Hello,
We’re currently operating a production IPFS cluster consisting of three nodes. Our setup is as follows:
- Master Node: This node is responsible for handling application file uploads and IPNS publishing.
- Read Nodes: These two nodes serve as gateways to the public network and are positioned behind a load balancer.
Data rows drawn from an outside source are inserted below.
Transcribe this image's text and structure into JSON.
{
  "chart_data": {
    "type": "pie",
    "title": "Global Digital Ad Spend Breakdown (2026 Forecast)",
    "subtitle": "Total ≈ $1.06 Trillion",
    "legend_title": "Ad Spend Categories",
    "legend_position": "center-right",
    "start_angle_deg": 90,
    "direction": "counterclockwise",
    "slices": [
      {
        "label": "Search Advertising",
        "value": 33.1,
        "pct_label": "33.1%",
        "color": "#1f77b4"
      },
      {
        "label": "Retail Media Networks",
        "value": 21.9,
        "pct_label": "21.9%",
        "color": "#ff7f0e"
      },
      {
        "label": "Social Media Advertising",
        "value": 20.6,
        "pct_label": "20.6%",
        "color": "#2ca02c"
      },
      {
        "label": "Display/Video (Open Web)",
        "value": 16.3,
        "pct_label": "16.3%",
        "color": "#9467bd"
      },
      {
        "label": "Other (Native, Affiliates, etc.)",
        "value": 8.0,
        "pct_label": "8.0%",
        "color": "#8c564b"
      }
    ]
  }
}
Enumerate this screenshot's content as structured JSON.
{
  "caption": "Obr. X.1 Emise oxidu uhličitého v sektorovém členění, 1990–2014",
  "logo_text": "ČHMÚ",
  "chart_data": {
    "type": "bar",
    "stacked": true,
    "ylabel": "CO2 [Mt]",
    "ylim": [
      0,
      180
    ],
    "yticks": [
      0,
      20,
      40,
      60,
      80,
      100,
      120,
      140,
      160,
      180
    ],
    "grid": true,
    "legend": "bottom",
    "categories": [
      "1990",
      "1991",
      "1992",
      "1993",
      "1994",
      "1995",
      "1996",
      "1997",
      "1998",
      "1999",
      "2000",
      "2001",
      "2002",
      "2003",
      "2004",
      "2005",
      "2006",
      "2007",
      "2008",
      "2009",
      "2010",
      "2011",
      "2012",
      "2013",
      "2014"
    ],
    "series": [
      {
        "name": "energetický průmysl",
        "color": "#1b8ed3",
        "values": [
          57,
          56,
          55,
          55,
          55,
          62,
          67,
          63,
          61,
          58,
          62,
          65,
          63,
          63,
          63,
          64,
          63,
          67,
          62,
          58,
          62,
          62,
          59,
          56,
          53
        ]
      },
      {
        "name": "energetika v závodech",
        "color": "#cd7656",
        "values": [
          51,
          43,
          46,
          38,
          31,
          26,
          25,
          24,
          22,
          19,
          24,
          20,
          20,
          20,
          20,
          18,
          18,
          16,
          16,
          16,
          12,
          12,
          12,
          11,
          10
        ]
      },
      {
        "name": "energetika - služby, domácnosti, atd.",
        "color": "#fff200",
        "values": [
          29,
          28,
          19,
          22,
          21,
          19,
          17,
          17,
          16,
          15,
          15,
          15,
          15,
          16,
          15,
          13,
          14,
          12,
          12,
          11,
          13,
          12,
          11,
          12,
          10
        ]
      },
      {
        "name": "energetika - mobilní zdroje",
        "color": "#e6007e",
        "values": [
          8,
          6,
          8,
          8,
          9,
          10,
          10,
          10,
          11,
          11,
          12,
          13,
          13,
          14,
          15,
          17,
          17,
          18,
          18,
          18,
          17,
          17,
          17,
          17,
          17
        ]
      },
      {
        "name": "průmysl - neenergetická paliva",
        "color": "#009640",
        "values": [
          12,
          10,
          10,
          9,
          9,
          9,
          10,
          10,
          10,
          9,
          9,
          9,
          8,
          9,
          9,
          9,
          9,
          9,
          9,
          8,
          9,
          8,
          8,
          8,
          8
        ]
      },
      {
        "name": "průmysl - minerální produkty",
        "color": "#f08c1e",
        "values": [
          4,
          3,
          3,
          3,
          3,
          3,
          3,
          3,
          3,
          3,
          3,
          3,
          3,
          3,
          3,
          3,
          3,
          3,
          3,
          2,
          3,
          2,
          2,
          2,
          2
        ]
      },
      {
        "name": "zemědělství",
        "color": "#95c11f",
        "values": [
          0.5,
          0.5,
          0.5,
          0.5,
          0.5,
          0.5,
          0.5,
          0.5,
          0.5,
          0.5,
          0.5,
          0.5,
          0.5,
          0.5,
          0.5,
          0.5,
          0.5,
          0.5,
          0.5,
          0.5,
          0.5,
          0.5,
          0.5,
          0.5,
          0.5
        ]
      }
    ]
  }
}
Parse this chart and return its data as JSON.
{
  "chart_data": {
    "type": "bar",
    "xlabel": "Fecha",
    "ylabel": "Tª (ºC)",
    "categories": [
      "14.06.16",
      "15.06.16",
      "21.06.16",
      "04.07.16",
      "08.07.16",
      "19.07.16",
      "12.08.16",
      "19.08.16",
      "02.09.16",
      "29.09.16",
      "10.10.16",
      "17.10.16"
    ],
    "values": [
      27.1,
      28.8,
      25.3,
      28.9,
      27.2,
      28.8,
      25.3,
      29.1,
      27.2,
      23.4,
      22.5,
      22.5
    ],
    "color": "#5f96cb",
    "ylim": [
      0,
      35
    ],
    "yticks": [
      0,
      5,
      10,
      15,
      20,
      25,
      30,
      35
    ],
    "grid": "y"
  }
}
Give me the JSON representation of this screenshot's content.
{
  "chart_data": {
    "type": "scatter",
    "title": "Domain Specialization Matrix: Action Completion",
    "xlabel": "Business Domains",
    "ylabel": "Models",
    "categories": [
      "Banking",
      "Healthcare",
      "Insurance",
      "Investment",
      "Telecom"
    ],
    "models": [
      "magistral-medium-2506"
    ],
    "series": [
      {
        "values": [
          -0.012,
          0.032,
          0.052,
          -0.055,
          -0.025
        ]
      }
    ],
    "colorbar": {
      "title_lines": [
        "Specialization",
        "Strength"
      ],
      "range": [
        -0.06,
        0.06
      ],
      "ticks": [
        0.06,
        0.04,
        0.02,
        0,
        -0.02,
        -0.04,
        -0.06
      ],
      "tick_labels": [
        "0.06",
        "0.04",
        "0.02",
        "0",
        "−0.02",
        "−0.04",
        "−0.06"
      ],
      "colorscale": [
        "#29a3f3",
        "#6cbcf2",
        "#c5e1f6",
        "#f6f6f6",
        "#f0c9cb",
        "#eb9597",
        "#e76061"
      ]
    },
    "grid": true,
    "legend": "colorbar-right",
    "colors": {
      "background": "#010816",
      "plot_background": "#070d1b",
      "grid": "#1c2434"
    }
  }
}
All nodes run on Docker, with an IPFS-Cluster image managing pinning across all nodes. We handle a significant volume of files and approximately 20,000 IPNS names.
Problem Description
As our application usage increased, we’ve encountered several persistent issues. Our master node crashed regularly. After each crash, IPNS records did not recover automatically. To address this, we implemented a manual republishing system that republishes IPNS names every 24 hours. We also manage to fix the crashing issues by setting up connection manager and removing master node from public internet network (does not work as a GW anymore).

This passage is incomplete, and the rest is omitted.